Do you have him microchipped?


----------



## shybutterflygirl (May 13, 2011)

When my previous cat went missing, I made a TON of flyers. I also put them in page protectors to slightly weather proof them. I also pasted/taped flyers onto fluorescent poster boards. I papered my neighborhood in a large radius. I made small pieces of paper with her picture, her name, my name and phone number and passed them out to my immediate neighbors. Ask them to check their garages, sheds and under porches. 

Also contact the local shelter(s) and file a lost cat report, and take in a picture. You can find out if your local newspaper runs lost ads for free (my local paper does). 

I hope you find your kitty soon and safe!


----------



## jason420 (May 17, 2011)

shybutterflygirl said:


> When my previous cat went missing, I made a TON of flyers. I also put them in page protectors to slightly weather proof them. I also pasted/taped flyers onto fluorescent poster boards. I papered my neighborhood in a large radius. I made small pieces of paper with her picture, her name, my name and phone number and passed them out to my immediate neighbors. Ask them to check their garages, sheds and under porches.
> 
> Also contact the local shelter(s) and file a lost cat report, and take in a picture. You can find out if your local newspaper runs lost ads for free (my local paper does).
> 
> I hope you find your kitty soon and safe!


Did you eventually find your kitty?


----------



## shybutterflygirl (May 13, 2011)

jasoncat said:


> Did you eventually find your kitty?


I did. Someone called me nine days later saying that he found a cat that looked like the cat on my flyers. I had an issue with someone taking my flyers down but I just kept replacing them.


----------



## lisak_87 (Jun 2, 2011)

Not to freak anyone out, but it's also possible the cat got hit by a car, was not killed, and is now hiding hurt somewhere. OR that a neighborhood dog attacked the cat. This happened to one of my cats. We found him hiding in a sewer...he didn't come out until we found him.

Check craigslist for anyone talking about a found cat.
Contact all shelters in your area.

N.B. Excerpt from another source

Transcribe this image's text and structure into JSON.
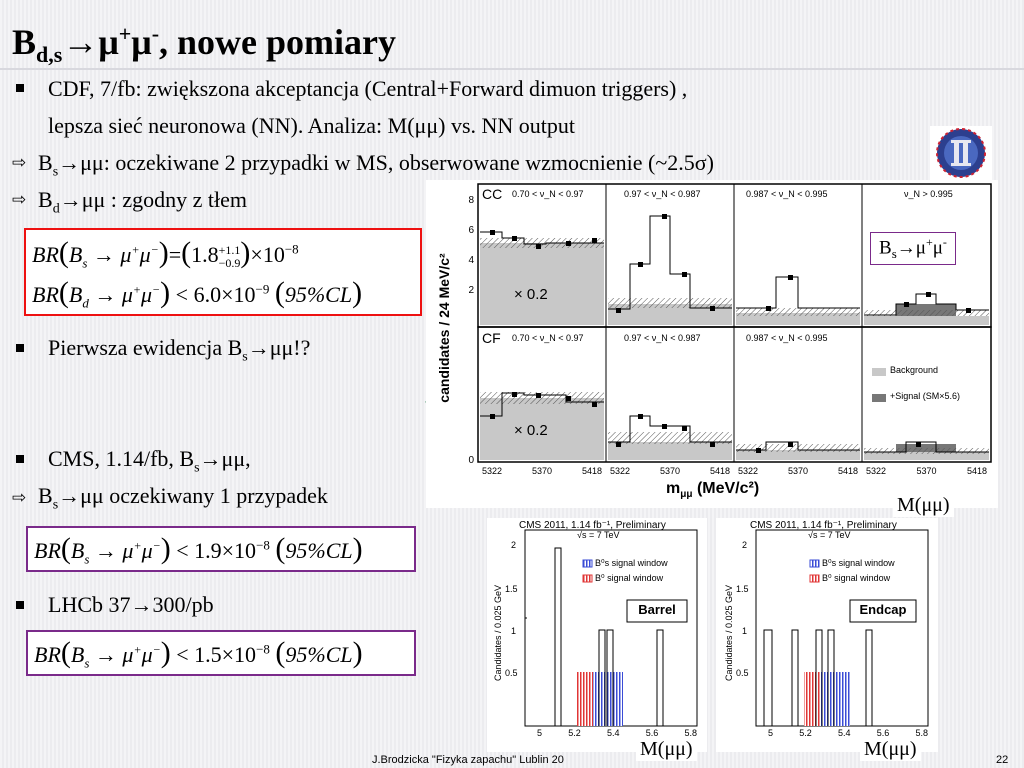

Alert them of your cat's microchip ID if he has one.
Flyers everywhere.
Talk to neighbors.

Good luck ... thoughts and prayers being sent your way.


----------



## KittieLover (May 2, 2011)

Start to flyer around your neighborhood to alert neighbors ASAP!


----------



## jason420 (May 17, 2011)

shybutterflygirl said:


> I did. Someone called me nine days later saying that he found a cat that looked like the cat on my flyers. I had an issue with someone taking my flyers down but I just kept replacing them.



Awesome!


----------